Financial Supervisory Service (FSS) Governor Zhin Woong-seob called for banks to speed up restructuring of such heavily indebted companies and put aside sufficient loan-loss provisions to weather growing external risks.
Zombie firms refer to debt-ridden companies which are unable to pay interest on their borrowings with their operating profits.
"Banks must separate companies which carry debt but have growth potential from those zombie firms which have a slim chance of survival," Zhin said at a breakfast meeting with the chiefs from 10 commercial banks.
This was the second such meeting since he met bank heads from KB Kookmin Bank, Shinhan Bank, Woori Bank, KEB Hana Bank, Citibank, Industrial Bank of Korea, NH Bank, Daegu Bank and Busan Bank in May.
Based on a thorough analysis of companies' capability of paying back their debts, banks are told to make a decision on whether to extend additional fresh loans.
The move is in line with the government's measures announced in July to handle possible risks from soaring household debt which now hovers over 1.1 quadrillion won.
Under the measures, banks are planning to apply stricter rules when extending mortgages to customers, individuals and businesses from next year in order to reduce non-performing loans.
"First of all, banks need to look into themselves on whether they have a financial health and manage risks well. If banks are not in good financial health, they have to pay more attention to risk management and their financial status," Zhin said.
Banks, domestic or multinational, have suffered declining net interest margins in recent years due to fiercer competition and falling interest rates.

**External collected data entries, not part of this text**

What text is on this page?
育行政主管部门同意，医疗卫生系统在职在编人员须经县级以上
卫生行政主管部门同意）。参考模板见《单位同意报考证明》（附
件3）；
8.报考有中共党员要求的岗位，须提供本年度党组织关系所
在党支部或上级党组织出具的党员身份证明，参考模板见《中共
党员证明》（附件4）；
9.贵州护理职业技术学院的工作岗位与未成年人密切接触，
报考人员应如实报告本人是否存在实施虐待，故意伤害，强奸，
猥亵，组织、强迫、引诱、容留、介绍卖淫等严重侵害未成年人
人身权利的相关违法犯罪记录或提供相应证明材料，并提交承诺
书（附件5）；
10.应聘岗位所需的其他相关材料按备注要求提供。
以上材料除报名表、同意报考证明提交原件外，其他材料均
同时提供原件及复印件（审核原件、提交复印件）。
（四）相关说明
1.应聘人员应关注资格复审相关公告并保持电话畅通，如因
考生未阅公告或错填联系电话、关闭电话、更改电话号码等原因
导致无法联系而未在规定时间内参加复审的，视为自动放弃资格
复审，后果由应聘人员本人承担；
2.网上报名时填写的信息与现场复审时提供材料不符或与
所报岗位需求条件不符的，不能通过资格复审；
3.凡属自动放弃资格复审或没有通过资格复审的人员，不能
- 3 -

The country's benchmark interest rate stands at a record low of 1.5 percent after four rate cuts since August last year.
In the January-September period, three major banks posted steep declines in operating profit compared to a year earlier.
Shinhan Bank saw its operating profit plunge 11 percent to 1.42 trillion won ($1.3 billion) from 1.59 trillion won a year earlier. KB Kookmin Bank posted a 14 percent year-on-year decline in operating profit to 946.9 billion won in the first nine months from 1.102 trillion won. KEB Hana Bank's operating profit fell 8.9 percent to 484 billion won from 531 billion won during the same period, according to regulatory filings.
External uncertainties such as an economic crisis possibly resulting from China's slowdown and the planned U.S. interest rate increase late this year or early next year remain woes for banks and the overall economy.